FILSAFAT DAN FILSAFAT KETUHANAN
Filsafat, menurut Al-Kindi adalah batas mengerahui hakekat
sesuatu sejarah batas kemampuan manusia. Tujuan filosof dalam teori adalah
mengetahui kebenaran, dan dalam praktek adalah mengamalkan Kebenaran/kebajikan.
Filsafat yang paling luhur dan mulia adalah filsafat pertama, (Tuhan), yang
merupakan sebab (‘’illah) bagi setiap kebenaran/realitas. Oleh karena itu
filosof yang paling sempurna dan mulia harus mampu mencapai pengetahuan yang
mulia itu. Mengetahui ‘illah itu lebih
mulia dari mengetahui akibat/ma’mulnya,
karena kita hanya mengetahui sesuatu dengan sempurna bila mengetahui
‘illahnya. Maka pengetahuan tentang ‘illah Pertama itu pengetahuna tentang itu
tersimpul semua aspek lain dari filsafat.
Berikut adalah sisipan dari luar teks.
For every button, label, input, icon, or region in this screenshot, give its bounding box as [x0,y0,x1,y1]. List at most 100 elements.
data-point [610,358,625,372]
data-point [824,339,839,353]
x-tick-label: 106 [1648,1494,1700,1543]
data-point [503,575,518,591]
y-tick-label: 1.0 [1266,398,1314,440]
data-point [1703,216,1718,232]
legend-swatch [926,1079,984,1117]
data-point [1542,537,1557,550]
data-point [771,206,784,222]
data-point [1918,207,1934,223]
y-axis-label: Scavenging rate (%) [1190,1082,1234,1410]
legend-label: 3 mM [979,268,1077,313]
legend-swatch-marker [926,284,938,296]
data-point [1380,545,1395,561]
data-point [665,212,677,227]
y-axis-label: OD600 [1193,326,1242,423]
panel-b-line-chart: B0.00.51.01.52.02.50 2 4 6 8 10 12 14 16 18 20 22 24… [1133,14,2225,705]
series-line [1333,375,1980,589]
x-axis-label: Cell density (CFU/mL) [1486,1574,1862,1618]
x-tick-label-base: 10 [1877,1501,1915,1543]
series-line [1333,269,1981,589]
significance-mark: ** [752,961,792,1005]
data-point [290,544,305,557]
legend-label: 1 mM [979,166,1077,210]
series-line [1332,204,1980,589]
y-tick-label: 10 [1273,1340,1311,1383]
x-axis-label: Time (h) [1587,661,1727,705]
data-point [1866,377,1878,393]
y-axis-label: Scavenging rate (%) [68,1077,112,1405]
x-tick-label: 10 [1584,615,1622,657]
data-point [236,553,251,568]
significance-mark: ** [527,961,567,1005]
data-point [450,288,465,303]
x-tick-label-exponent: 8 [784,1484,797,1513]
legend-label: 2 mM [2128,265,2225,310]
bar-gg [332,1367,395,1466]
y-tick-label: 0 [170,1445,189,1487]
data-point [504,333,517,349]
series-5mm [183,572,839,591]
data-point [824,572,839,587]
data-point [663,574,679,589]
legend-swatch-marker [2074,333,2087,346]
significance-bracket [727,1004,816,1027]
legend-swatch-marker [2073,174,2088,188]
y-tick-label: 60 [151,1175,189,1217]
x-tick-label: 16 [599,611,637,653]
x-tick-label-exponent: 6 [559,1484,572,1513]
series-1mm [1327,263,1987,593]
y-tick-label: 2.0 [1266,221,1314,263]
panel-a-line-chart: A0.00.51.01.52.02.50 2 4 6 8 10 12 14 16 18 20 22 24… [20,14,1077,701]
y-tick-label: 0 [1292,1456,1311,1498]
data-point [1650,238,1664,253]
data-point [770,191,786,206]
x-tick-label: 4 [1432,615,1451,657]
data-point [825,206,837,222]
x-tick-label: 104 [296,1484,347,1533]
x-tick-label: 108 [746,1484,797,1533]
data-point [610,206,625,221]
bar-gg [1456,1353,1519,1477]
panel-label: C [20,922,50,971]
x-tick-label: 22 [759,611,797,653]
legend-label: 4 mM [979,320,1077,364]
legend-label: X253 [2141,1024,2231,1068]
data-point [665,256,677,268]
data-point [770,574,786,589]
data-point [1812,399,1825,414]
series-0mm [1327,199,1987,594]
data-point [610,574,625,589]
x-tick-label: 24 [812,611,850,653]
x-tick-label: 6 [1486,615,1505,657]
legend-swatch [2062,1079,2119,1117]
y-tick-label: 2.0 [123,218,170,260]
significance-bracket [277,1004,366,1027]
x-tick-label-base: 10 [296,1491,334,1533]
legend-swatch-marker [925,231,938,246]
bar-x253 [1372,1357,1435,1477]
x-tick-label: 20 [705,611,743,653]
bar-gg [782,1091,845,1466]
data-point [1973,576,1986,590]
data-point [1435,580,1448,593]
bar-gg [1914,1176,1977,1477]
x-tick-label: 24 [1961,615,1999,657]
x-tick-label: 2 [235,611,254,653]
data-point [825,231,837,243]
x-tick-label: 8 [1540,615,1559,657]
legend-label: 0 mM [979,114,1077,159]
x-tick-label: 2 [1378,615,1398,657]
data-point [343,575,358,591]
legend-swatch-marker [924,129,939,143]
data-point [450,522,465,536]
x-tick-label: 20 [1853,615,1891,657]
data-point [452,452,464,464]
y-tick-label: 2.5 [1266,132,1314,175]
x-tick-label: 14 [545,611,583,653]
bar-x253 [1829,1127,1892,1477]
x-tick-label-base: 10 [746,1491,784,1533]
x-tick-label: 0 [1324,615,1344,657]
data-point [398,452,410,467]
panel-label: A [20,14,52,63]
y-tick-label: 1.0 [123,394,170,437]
Dia ‘illah Pertama, Tuhan adalah
paling mulia, awal dari jenis, awal dalam tertib ilmiah, dan mendahului zaman,
karena dia adalah ‘illah bagi zaman.5
Sikap Al-Kindi terhadap filosof Yunani yang belum beragama
Islam dan pemikiran mereka, adalah kewajiban kita untuk tidak mencela ornag
yang telah memberi manfaat besar bagi kita. Seandainya para filosof itu tidak
berhasil mencapai sebagian kebenaran, adalah saudara yang telah memberikan buah
pikiran bagi kita, sehingga menjadi jalan dan alat untuk mengetahui banyak hal
yang belum mereka capai. Para filosof juga menyadari bahwa tak seorang pun
dapat mencapai kebenaran yang sempurna dengan upaya sendiri. Masing-masing
pihak mungkin hanya dapat memperolehnya sedikit, tetapi bila dihimpun
butir-butir yang sedikit itu niscaya akan menjadi bukit.6
Selanjutnya, menurut Al-Kindi sewajarnya kita tidak usah
malu menyambut dan menerima kebenaran dari mana pun asalnya, walaupun dari
bangsa atau umat yang jauh berbeda dengan kita. Sesungguhnya tidak ada yang
lebih utama bagi penuntut kebenaran dari pada kebenaran. Adalah tidak wajar
merendahkan serta meremehkan orang yang mengatakan dan mengajarkannya. Tak ada
seorang pun yang rendah dengan sebab kebenaran, bahkan semua orang akan menjadi
mulia oleh kebenaran.7
Terhadap orang yang menentang filsafat, Al-Kindi menilai
bahwa mereka berarti mengingkari kebenaran, dan karena itu termasuk golongan
kafir. Sesungguhnya dalam keadaan apapun orang tidak bisa menolak filsafat.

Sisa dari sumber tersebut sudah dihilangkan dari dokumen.